Monthly payments on a 5/1 ARM at 6.41 percent would cost about $626 for each $100,000 borrowed over the initial five years, but could climb hundreds of dollars higher afterward, depending on the loan’s terms.
Jumbo mortgage interest rate falls, -0.03%
The current average rate you’ll pay for jumbo mortgages is 7.10 percent, a decrease of 3 basis points over the last week. This time a month ago, the average rate for jumbo mortgages was above that, at 7.25 percent.
At today’s average jumbo rate, you’ll pay $672.03 per month in principal and interest for every $100,000 you borrow. That represents a decline of $2.03 over what it would have been last week.
Refinance rates
30-year mortgage refinance rate trends upward, +0.04%
The average 30-year fixed-refinance rate is 7.25 percent, up 4 basis points since the same time last week. A month ago, the average rate on a 30-year fixed refinance was higher, at 7.30 percent.
At the current average rate, you’ll pay $682.18 per month in principal and interest for every $100,000 you borrow. That’s $2.71 higher compared with last week.
Where are mortgage rates going?
At its most recent meeting in December, the Federal Reserve signaled it was done raising interest rates and would begin cuts in 2024. In response, mortgage rates dropped to under 7 percent, and remain there as of early January.
This dynamic could hold throughout the year, says McBride.
“Mortgage rates will spend the bulk of the year in the 6s, with movement below 6 percent confined to the back half of the year,” says McBride.
The rates on 30-year mortgages mostly follow the 10-year treasury, which shifts continuously as economic conditions dictate, while the cost of variable-rate home loans mirror the Fed’s moves. These broader factors influence overall rate movement. Your rate might be higher or lower than what trends show, depending on your credit score and other factors.
What these rates mean for your mortgage
While mortgage rates are notoriously volatile, there is some consensus that we won’t see rates back at 3 percent. If you’re shopping for a mortgage now, it might be wise to lock your rate when you find an affordable loan. If your house-hunt is taking longer than anticipated, revisit your budget so you’ll know exactly how much house you can afford at prevailing market rates.

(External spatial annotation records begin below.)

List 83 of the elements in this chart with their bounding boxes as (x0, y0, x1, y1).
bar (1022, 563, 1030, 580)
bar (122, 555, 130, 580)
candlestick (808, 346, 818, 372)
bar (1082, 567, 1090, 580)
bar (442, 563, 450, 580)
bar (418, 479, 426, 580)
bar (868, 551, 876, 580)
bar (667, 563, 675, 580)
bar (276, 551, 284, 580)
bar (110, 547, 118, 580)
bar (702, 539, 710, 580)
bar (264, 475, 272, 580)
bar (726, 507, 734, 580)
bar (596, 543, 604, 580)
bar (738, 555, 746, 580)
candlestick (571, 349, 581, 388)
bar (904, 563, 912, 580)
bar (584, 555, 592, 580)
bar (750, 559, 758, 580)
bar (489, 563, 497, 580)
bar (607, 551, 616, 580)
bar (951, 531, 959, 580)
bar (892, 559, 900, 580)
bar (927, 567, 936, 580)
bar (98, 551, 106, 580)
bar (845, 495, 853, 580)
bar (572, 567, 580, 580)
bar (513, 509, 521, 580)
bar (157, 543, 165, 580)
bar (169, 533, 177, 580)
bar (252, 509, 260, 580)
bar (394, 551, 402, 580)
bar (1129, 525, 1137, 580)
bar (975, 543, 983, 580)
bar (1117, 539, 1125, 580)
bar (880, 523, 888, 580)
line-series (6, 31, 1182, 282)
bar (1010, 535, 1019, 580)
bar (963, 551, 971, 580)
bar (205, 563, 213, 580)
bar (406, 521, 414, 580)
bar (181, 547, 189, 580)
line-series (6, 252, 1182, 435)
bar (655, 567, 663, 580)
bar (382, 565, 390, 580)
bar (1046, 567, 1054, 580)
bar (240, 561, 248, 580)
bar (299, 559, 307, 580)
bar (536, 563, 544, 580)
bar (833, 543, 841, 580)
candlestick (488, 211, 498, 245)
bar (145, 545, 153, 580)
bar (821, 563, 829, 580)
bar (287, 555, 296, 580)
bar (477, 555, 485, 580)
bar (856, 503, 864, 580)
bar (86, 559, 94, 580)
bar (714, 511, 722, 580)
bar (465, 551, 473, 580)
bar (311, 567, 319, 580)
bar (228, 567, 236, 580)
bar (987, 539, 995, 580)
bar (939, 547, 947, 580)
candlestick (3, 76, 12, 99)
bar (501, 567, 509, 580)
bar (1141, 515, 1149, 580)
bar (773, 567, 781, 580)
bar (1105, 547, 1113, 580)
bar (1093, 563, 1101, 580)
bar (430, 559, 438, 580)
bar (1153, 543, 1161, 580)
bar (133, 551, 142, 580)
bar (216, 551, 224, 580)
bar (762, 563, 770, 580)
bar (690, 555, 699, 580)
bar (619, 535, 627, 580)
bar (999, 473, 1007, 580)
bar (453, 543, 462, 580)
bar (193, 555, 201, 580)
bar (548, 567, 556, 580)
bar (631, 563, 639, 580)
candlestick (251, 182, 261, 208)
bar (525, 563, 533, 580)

Keep in mind: You could save thousands over the life of your mortgage by getting at least three loan offers, according to Freddie Mac research. You don’t have to stick with your bank or credit union, either. There are many types of mortgage lenders, including online-only and local, smaller shops.
“All too often, some [homebuyers] take the path of least resistance when seeking a mortgage, in part because the process of buying a home can be stressful, complicated and time-consuming,” says Mark Hamrick, senior economic analyst for Bankrate. “But when we’re talking about the potential of saving a lot of money, seeking the best deal on a mortgage has an excellent return on investment. Why leave that money on the table when all it takes is a bit more effort to shop around for the best rate, or lowest cost, on a mortgage?”
More on current mortgage rates
Methodology
Bankrate displays two sets of rate averages that are produced from two surveys we conduct: one daily (“overnight averages”) and the other weekly (“Bankrate Monitor averages”).
The rates on this page represent our overnight averages. For these averages, APRs and rates are based on no existing relationship or automatic payments.